De onderzoeksresultaten zijn voor het college aanleiding geweest om bij besluit van 3 juni 2016, na bezwaar gehandhaafd bij besluit van 12 oktober 2016 (bestreden besluit 1), de bijstand van appellante met ingang van 8 mei 2013 in te trekken en de over de periode van 8 mei 2013 tot en met 30 april 2015 gemaakte kosten van bijstand, bijzondere bijstand, langdurigheidstoeslag en bijdrage uit het participatiefonds, tot een bedrag van € 50.626,04 van appellante terug te vorderen. Aan de besluitvorming ligt ten grondslag dat uit de onderzoeksresultaten, waaronder getuigenverklaringen van naaste buren, het lage waterverbruik vanaf 15 mei 2013, het huisbezoek op 11 mei 2016 en waarnemingen op 6, 7 en 12 april 2016, blijkt dat appellante vanaf 8 mei 2013 (de ingangsdatum van de huur van de woning op het uitkeringsadres) niet haar hoofdverblijf had op het uitkeringsadres. Het zwaartepunt van haar persoonlijk leven lag hier niet. Door hiervan geen melding te maken heeft appellante de op haar rustende inlichtingenverplichting geschonden als gevolg waarvan het recht op bijstand niet kan worden vastgesteld.
1.4.
Op 20 juni 2016 heeft appellante zich gemeld voor een aanvraag om bijstand. Zij heeft de aanvraag op 21 juni 2016 ingediend met als gewenste ingangsdatum 1 juni 2016. In het kader van deze aanvraag hebben toezichthouders van de gemeente [woonplaats] onder meer op 14 juli 2016 en 21 juli 2016 met appellante gesprekken gevoerd, op 14 juli 2016 een huisbezoek op
het uitkeringsadres afgelegd, op 21 juli 2016 een waarneming verricht bij het uitkeringsadres en op 26 juli 2016, 9 augustus 2016 en 15 augustus 2016 dezelfde buurtbewoners als bedoeld onder 1.2 als getuige gehoord. De bevindingen van het onderzoek zijn neergelegd in een rapport van 16 augustus 2016.
1.5.
Bij besluit van 24 augustus 2016, voor zover hier van belang, heeft het college de aanvraag afgewezen. Bij besluit van 16 januari 2017 (bestreden besluit 2), voor zover hier van belang, heeft het college het bezwaar tegen het besluit van 24 augustus 2016 ongegrond verklaard. Aan de besluitvorming ligt ten grondslag dat appellante ten tijde van de aanvraag niet haar hoofdverblijf had op het uitkeringsadres. Het zwaartepunt van haar persoonlijk leven lag hier niet. Dit blijkt uit het buurtonderzoek, het verbruik van water, gas en elektriciteit, de wijze van bewoning en de waarneming op 21 juli 2016. Door onvoldoende inlichtingen te verstrekken over waar zij woont, heeft appellante de inlichtingenverplichting geschonden als gevolg waarvan het recht op bijstand niet kan worden vastgesteld.
1.6.
Naar aanleiding van een nieuwe aanvraag om bijstand heeft het college na een nieuw huisbezoek op 7 november 2016 en een buurtonderzoek bij het uitkeringsadres, bij besluit van 11 november 2016 bijstand aan appellante verleend met ingang van 20 september 2016.

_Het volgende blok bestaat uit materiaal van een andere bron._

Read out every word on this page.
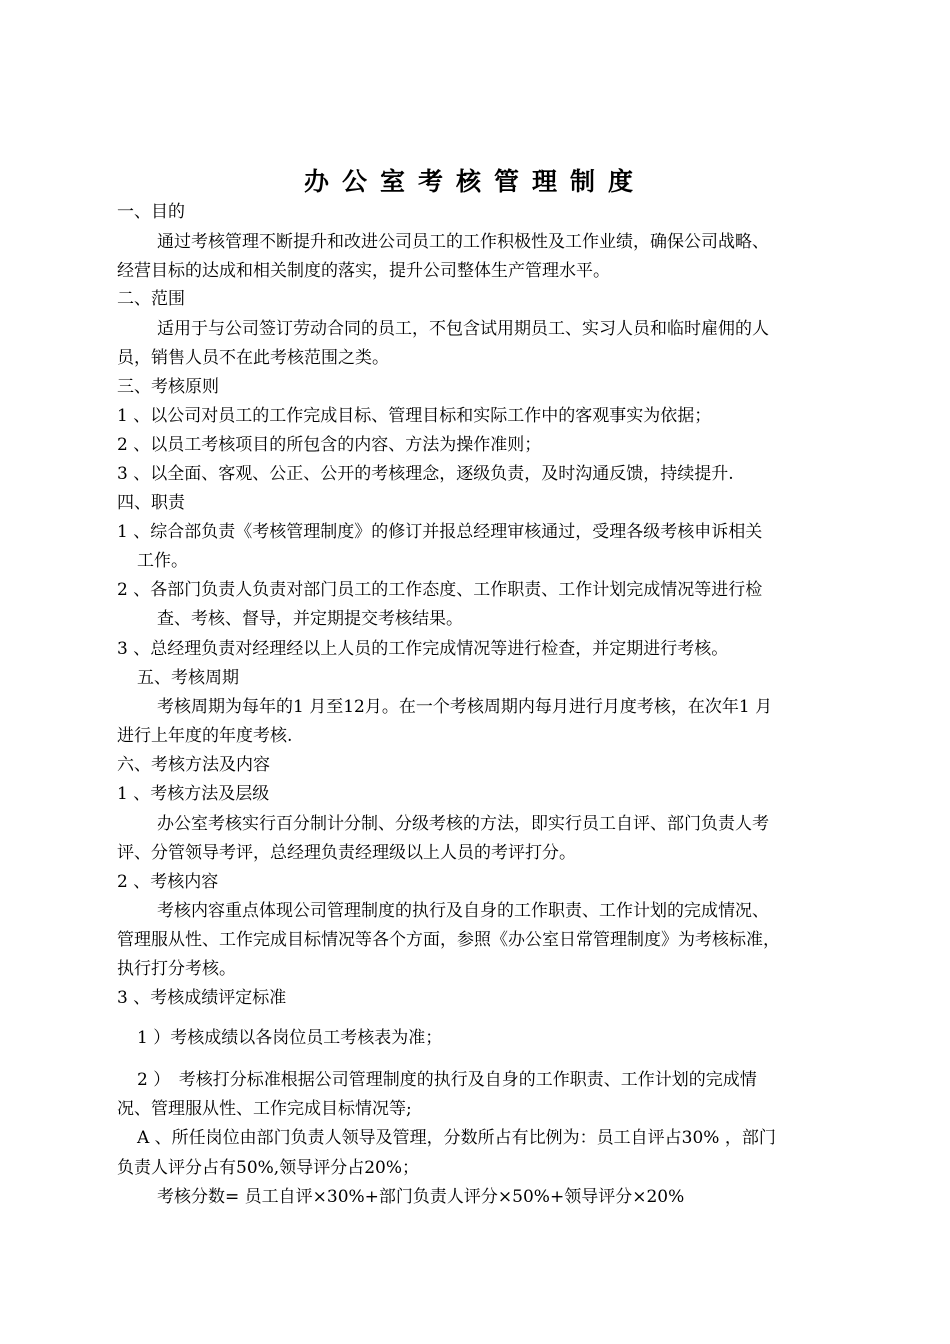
办公室考核管理制度
一、目的
通过考核管理不断提升和改进公司员工的工作积极性及工作业绩，确保公司战略、
经营目标的达成和相关制度的落实，提升公司整体生产管理水平。
二、范围
适用于与公司签订劳动合同的员工，不包含试用期员工、实习人员和临时雇佣的人
员，销售人员不在此考核范围之类。
三、考核原则
1 、以公司对员工的工作完成目标、管理目标和实际工作中的客观事实为依据；
2 、以员工考核项目的所包含的内容、方法为操作准则；
3 、以全面、客观、公正、公开的考核理念，逐级负责，及时沟通反馈，持续提升.
四、职责
1 、综合部负责《考核管理制度》的修订并报总经理审核通过，受理各级考核申诉相关
工作。
2 、各部门负责人负责对部门员工的工作态度、工作职责、工作计划完成情况等进行检
查、考核、督导，并定期提交考核结果。
3 、总经理负责对经理经以上人员的工作完成情况等进行检查，并定期进行考核。
五、考核周期
考核周期为每年的1 月至12月。在一个考核周期内每月进行月度考核，在次年1 月
进行上年度的年度考核.
六、考核方法及内容
1 、考核方法及层级
办公室考核实行百分制计分制、分级考核的方法，即实行员工自评、部门负责人考
评、分管领导考评，总经理负责经理级以上人员的考评打分。
2 、考核内容
考核内容重点体现公司管理制度的执行及自身的工作职责、工作计划的完成情况、
管理服从性、工作完成目标情况等各个方面，参照《办公室日常管理制度》为考核标准，
执行打分考核。
3 、考核成绩评定标准
1 ）考核成绩以各岗位员工考核表为准；
2 ）　考核打分标准根据公司管理制度的执行及自身的工作职责、工作计划的完成情
况、管理服从性、工作完成目标情况等;
A 、所任岗位由部门负责人领导及管理，分数所占有比例为：员工自评占30% ，部门
负责人评分占有50%,领导评分占20%；
考核分数= 员工自评×30%+部门负责人评分×50%+领导评分×20%
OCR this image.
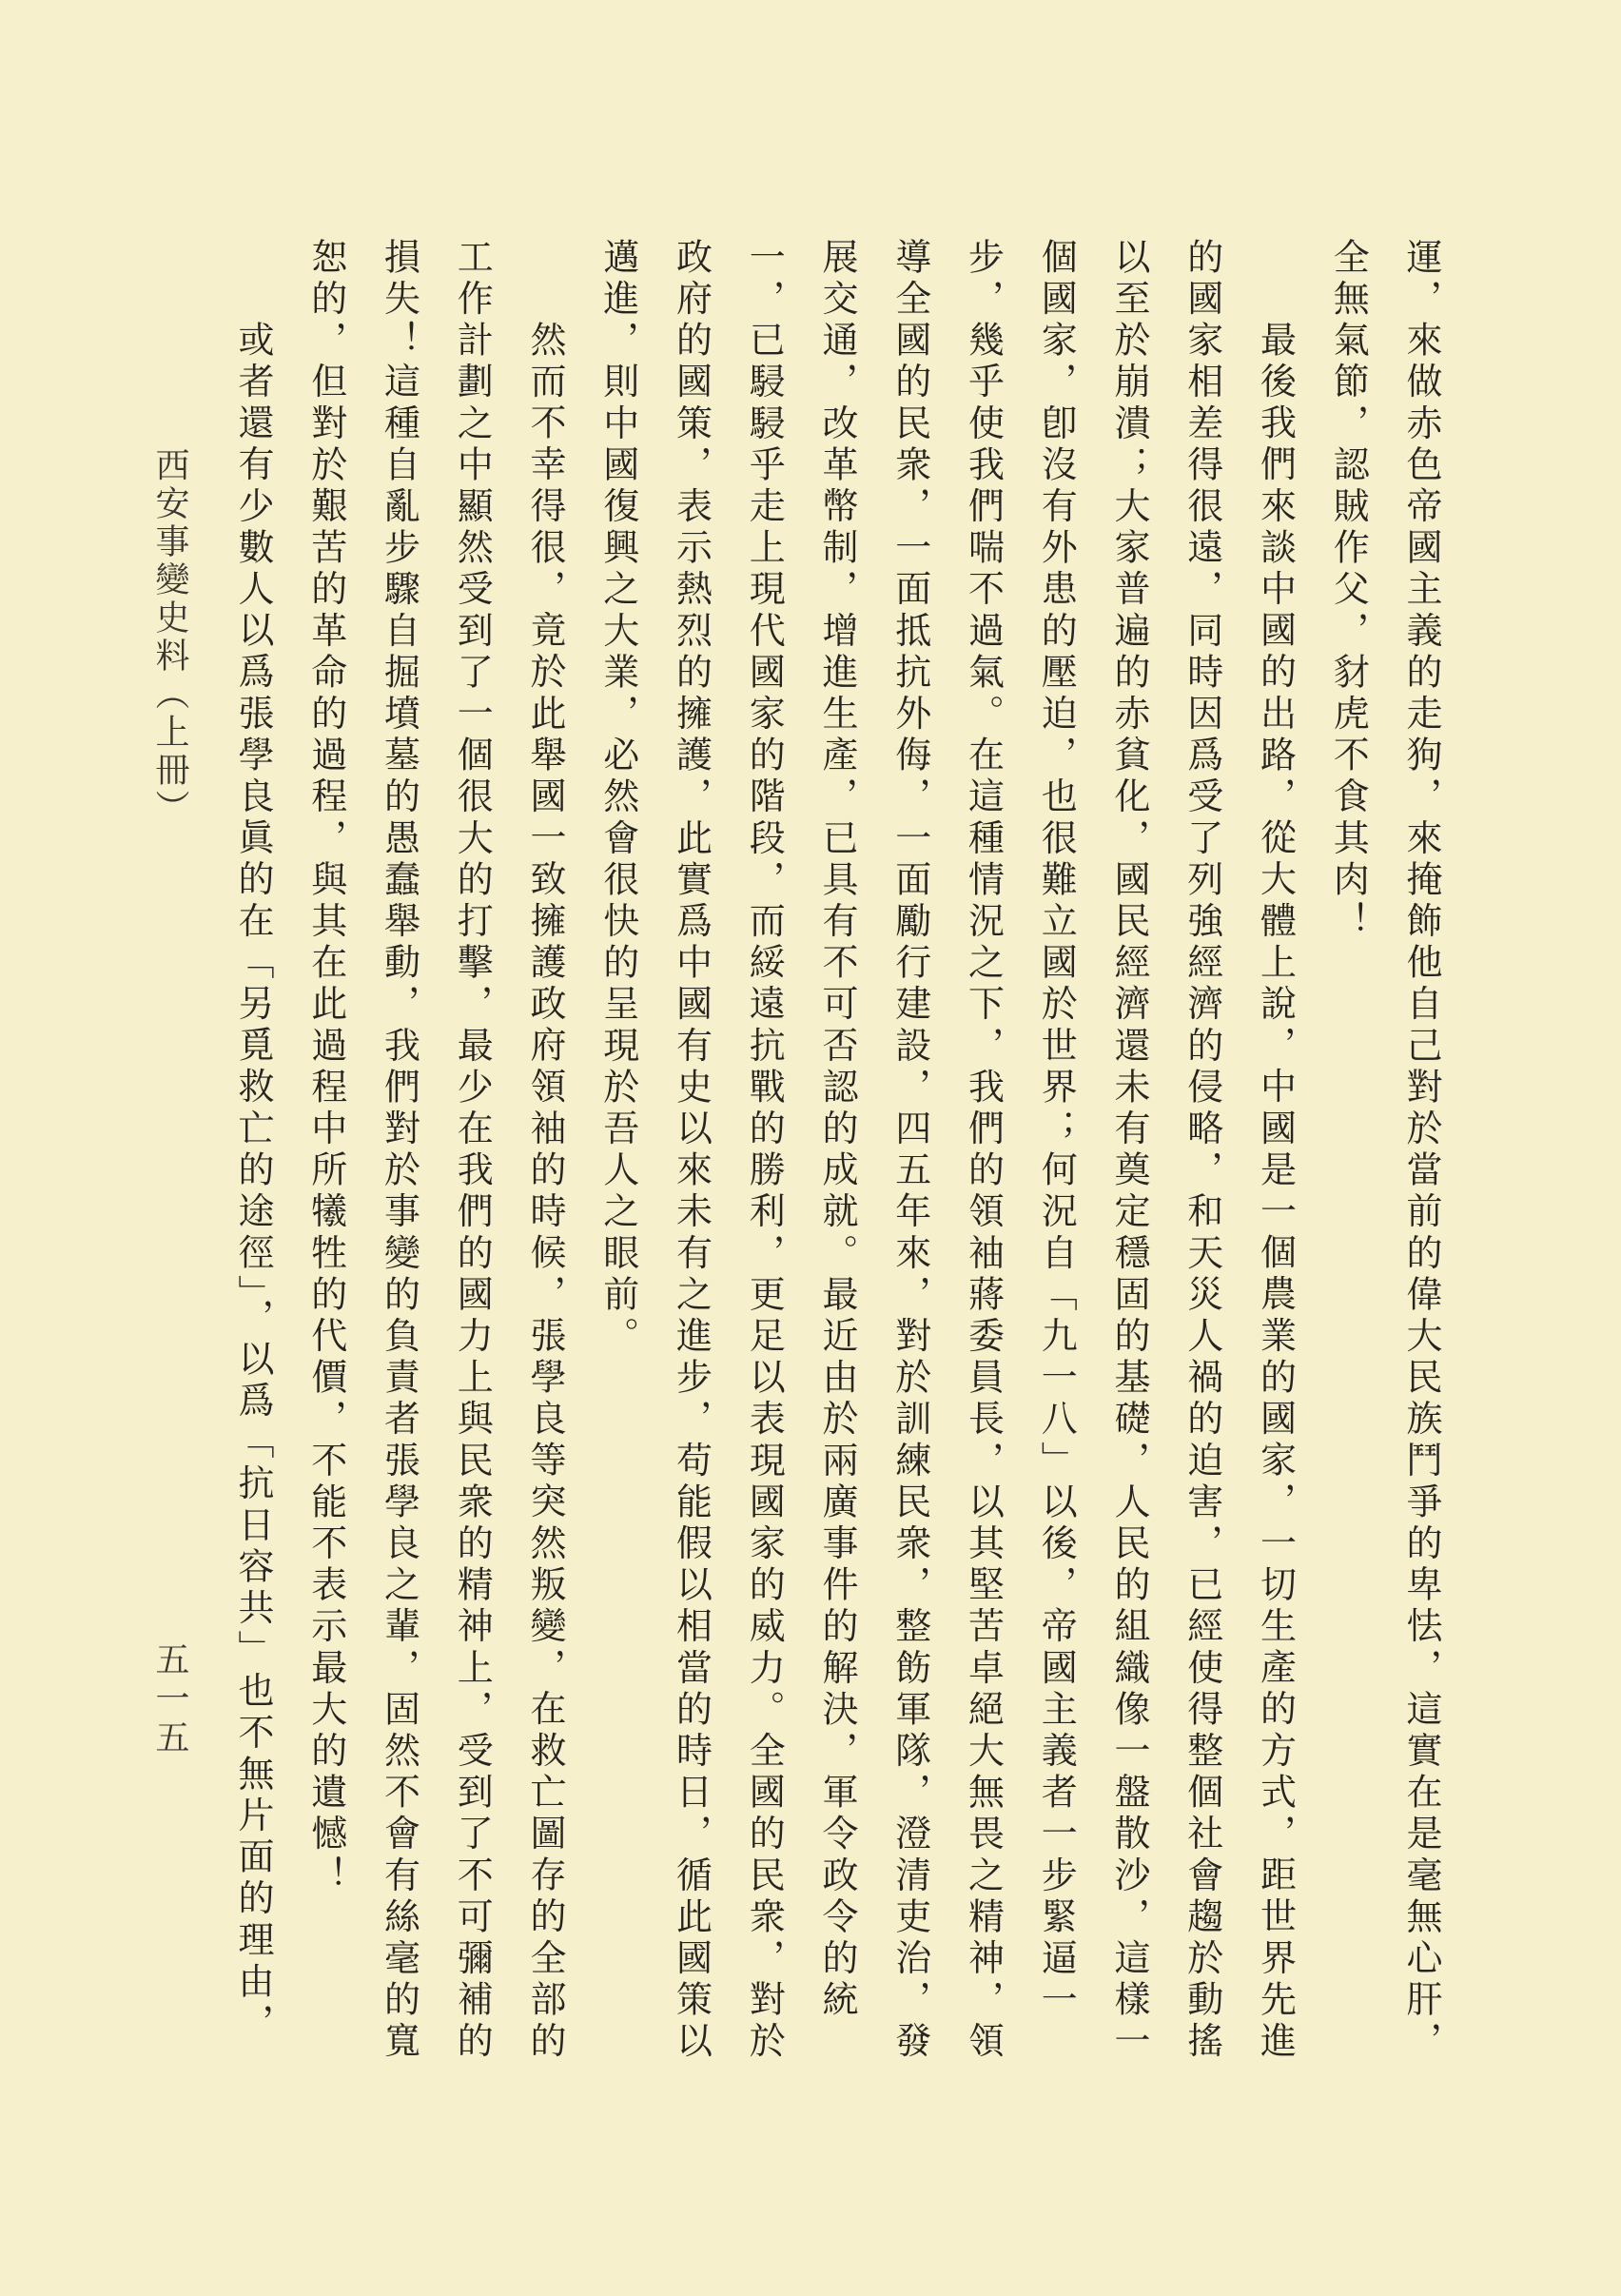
運，來做赤色帝國主義的走狗，來掩飾他自己對於當前的偉大民族鬥爭的卑怯，這實在是毫無心肝，
全無氣節，認賊作父，豺虎不食其肉！
最後我們來談中國的出路，從大體上說，中國是一個農業的國家，一切生產的方式，距世界先進
的國家相差得很遠，同時因爲受了列強經濟的侵略，和天災人禍的迫害，已經使得整個社會趨於動搖
以至於崩潰；大家普遍的赤貧化，國民經濟還未有奠定穩固的基礎，人民的組織像一盤散沙，這樣一
個國家，卽沒有外患的壓迫，也很難立國於世界；何況自「九一八」以後，帝國主義者一步緊逼一
步，幾乎使我們喘不過氣。在這種情況之下，我們的領袖蔣委員長，以其堅苦卓絕大無畏之精神，領
導全國的民衆，一面抵抗外侮，一面勵行建設，四五年來，對於訓練民衆，整飭軍隊，澄清吏治，發
展交通，改革幣制，增進生產，已具有不可否認的成就。最近由於兩廣事件的解決，軍令政令的統
一，已駸駸乎走上現代國家的階段，而綏遠抗戰的勝利，更足以表現國家的威力。全國的民衆，對於
政府的國策，表示熱烈的擁護，此實爲中國有史以來未有之進步，苟能假以相當的時日，循此國策以
邁進，則中國復興之大業，必然會很快的呈現於吾人之眼前。
然而不幸得很，竟於此舉國一致擁護政府領袖的時候，張學良等突然叛變，在救亡圖存的全部的
工作計劃之中顯然受到了一個很大的打擊，最少在我們的國力上與民衆的精神上，受到了不可彌補的
損失！這種自亂步驟自掘墳墓的愚蠢舉動，我們對於事變的負責者張學良之輩，固然不會有絲毫的寬
恕的，但對於艱苦的革命的過程，與其在此過程中所犧牲的代價，不能不表示最大的遺憾！
或者還有少數人以爲張學良眞的在「另覓救亡的途徑」，以爲「抗日容共」也不無片面的理由，
西安事變史料（上冊）
五一五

2. Bij de aangevallen uitspraak heeft de rechtbank de beroepen tegen de bestreden besluiten ongegrond verklaard.
3. In hoger beroep heeft appellante zich op de hierna te bespreken gronden tegen de aangevallen uitspraak gekeerd.
4. De Raad komt tot de volgende beoordeling.
Intrekking en terugvordering (bestreden besluit 1)
4.1.
De te beoordelen periode loopt in dit geval van 8 mei 2013 tot en met 3 juni 2016.
4.2.
Intrekking van bijstand is een voor de betrokkene belastend besluit. Daarom rust de bewijslast om aannemelijk te maken dat aan de voorwaarden voor intrekking is voldaan in beginsel op de bijstandverlenende instantie. Dit betekent dat de bijstandverlenende instantie de nodige kennis over de relevante feiten moet verzamelen.
4.3.
Waar een betrokkene zijn woonadres heeft, is daar waar hij zijn hoofdverblijf heeft. Het hoofdverblijf van een betrokkene ligt daar waar zich het zwaartepunt van zijn persoonlijk leven bevindt. Dit dient te worden bepaald aan de hand van concrete feiten en omstandigheden. Daarbij komt geen doorslaggevende betekenis toe aan de inschrijving in de BRP. Zie bijvoorbeeld de uitspraak van 14 november 2017, ECLI:NL:CRVB:2017:3994. De betrokkene is verplicht juiste en volledige informatie over zijn woonadres te verstrekken, aangezien dat gegeven van essentieel belang is voor de verlening van bijstand.
4.4.
Anders dan appellante aanvoert, vormen de onderzoeksbevindingen voldoende feitelijke grondslag voor de conclusie van het college dat appellante in de te beoordelen periode haar hoofdverblijf niet op het uitkeringsadres had. Daartoe wordt als volgt overwogen.
4.5.
Uit de gegevens van Vitens blijkt dat het waterverbruik op het uitkeringsadres vanaf 15 mei 2013 tot 20 oktober 2015 onderscheidenlijk 9 m3, 26 m3 per jaar en 14 m3 gedurende ruim 5 maanden in 2015 was, terwijl één volwassene en twee kinderen volgens het Nibud gemiddeld 127 m3 per jaar verbruiken. In de periode waarover gegevens van Vitens zijn verstrekt was het waterverbruik op het uitkeringsadres dus zeer laag. De door appellante in hoger beroep naar voren gebrachte verklaring voor het zeer lage waterverbruik, dat zij in de te beoordelen periode overdag veel bij haar ouders was, wordt niet gevolgd, omdat deze niet strookt met haar verklaring tegenover de sociaal rechercheurs tijdens het verhoor op 11 mei 2016. Daar heeft zij verklaard dat zij altijd op het uitkeringsadres is, de kinderen naar school brengt en daarna weer naar huis gaat om de huishoudelijke taken te doen. Dan haalt appellante ze op uit school voor het middageten en brengt ze weer naar school. Om drie uur zijn ze dan weer vrij en gaan ze wel eens naar een speeltuin en anders blijven ze thuis. Ook heeft zij verklaard dat zij om de dag doucht en dat haar kinderen iedere dag douchen, behalve in de winter, dan doucht ze hen iedere week. De geschetste situatie komt niet overeen met het zeer lage waterverbruik.
4.6.
Uit de onderzoeksbevindingen blijkt niet alleen dat op het uitkeringsadres sprake is geweest van een zeer laag waterverbruik, maar ook dat weinig gas en elektra is verbruikt.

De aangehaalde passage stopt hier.